Because postsynaptic receptors are not saturated by synaptic release of GABA, regulation of GABA_A receptor number and/or activation could account for the estradiol-induced suppression of mPSC amplitude in arcuate nucleus kisspeptin neurons. Using peak-scaled NSFA of the decay phase of mPSCs to indirectly estimate the properties of synaptic GABA_ARs (De Koninck and Mody, 1994; Hartveit and Veruki, 2007), we found that the number of receptors activated by GABA was decreased, although no change in conductance was detected. A parallel analysis of AVPV mPSCs revealed no change in estimates of receptor number or conductance, consistent with the lack of effect of estradiol on mPSC amplitude in these cells.

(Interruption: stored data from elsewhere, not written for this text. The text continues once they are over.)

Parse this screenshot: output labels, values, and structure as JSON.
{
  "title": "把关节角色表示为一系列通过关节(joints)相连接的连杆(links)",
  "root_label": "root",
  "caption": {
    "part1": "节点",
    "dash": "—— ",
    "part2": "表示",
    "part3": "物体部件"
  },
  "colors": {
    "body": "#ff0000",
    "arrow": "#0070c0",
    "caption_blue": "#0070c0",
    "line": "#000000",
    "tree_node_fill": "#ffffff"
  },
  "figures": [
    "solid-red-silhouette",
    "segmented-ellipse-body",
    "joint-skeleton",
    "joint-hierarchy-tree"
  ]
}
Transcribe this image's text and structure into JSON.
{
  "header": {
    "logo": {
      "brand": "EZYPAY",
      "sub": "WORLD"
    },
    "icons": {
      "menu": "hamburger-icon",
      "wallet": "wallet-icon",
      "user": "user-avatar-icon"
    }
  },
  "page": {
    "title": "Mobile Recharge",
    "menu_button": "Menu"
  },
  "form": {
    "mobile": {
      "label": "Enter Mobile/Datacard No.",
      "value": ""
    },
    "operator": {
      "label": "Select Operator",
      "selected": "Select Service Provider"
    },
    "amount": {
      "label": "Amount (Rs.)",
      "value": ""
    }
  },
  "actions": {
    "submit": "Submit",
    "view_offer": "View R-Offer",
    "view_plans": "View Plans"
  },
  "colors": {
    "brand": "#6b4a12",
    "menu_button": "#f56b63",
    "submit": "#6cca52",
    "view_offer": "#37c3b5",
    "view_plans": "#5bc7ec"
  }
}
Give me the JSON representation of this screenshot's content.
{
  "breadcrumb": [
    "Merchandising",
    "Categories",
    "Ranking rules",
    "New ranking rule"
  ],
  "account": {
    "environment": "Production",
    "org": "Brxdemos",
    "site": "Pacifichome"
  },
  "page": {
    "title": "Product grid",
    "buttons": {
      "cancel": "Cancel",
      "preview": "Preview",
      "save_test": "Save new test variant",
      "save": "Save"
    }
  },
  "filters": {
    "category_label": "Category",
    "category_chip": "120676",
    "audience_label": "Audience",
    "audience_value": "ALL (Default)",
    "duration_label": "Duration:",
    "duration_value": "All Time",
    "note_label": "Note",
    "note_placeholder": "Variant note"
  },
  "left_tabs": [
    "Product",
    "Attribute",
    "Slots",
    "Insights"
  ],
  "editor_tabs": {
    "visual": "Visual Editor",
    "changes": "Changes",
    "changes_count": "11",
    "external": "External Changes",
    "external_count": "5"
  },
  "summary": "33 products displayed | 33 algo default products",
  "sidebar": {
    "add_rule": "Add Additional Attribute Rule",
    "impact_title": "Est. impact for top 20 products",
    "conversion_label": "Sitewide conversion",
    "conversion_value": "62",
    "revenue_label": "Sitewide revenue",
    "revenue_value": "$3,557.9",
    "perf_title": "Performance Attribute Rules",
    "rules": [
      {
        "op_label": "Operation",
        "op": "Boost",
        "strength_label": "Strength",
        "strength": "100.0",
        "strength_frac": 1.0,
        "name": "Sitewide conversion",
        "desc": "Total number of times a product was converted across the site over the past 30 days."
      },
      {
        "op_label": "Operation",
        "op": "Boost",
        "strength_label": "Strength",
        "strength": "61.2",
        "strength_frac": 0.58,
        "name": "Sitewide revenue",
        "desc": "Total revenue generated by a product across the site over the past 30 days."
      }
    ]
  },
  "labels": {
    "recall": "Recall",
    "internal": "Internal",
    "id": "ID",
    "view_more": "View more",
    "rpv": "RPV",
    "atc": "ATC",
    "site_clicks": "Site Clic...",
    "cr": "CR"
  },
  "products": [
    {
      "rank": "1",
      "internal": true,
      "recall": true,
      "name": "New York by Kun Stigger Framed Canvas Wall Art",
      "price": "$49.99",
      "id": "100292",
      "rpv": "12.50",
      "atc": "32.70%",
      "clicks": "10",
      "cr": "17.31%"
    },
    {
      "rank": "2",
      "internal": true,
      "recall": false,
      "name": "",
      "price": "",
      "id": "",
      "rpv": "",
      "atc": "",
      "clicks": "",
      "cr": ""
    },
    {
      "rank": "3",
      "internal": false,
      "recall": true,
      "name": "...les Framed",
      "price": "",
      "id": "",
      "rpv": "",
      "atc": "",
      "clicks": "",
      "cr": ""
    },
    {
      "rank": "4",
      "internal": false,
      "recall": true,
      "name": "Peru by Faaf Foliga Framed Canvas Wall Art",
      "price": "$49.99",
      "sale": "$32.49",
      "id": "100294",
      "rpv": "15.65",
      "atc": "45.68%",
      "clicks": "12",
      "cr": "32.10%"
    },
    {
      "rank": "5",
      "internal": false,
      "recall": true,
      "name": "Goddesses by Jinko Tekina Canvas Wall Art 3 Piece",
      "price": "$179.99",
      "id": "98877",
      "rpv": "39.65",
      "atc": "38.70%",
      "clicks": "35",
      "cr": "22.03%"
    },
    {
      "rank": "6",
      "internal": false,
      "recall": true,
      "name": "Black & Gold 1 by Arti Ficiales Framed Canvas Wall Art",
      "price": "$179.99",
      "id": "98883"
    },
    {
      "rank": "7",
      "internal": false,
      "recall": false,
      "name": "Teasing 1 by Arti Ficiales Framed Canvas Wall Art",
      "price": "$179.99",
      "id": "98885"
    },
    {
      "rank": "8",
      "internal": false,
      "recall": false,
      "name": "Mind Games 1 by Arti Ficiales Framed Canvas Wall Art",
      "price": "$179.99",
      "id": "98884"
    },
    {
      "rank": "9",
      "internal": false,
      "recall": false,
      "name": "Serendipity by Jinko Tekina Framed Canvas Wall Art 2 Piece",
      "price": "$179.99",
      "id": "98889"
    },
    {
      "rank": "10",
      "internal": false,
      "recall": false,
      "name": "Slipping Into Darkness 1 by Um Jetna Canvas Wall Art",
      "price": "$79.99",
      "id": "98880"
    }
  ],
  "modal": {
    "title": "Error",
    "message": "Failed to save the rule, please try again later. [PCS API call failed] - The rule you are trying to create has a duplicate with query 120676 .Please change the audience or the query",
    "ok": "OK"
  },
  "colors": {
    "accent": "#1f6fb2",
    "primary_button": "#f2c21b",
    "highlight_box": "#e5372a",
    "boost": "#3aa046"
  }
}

Both chloride homoeostatic mechanisms and synaptic transmission are developmentally regulated in many brain regions (Farrant and Kaila, 2007; Ben-Ari et al., 2012). Possible changes in GABAergic signaling to kisspeptin neurons and their response will be important to consider with regard to the role of kisspeptin neurons in puberty. The present studies in adults reveal that time of day and estradiol alter GABA regulation of kisspeptin neurons in female mice. Together with previous work on GnRH neurons, these findings detail an important role for GABA in a complex reproductive neuroendocrine network that ultimately drives GnRH release. The present data also indicate that targets for estradiol feedback extend upstream of kisspeptin neurons, broadening the network for future studies.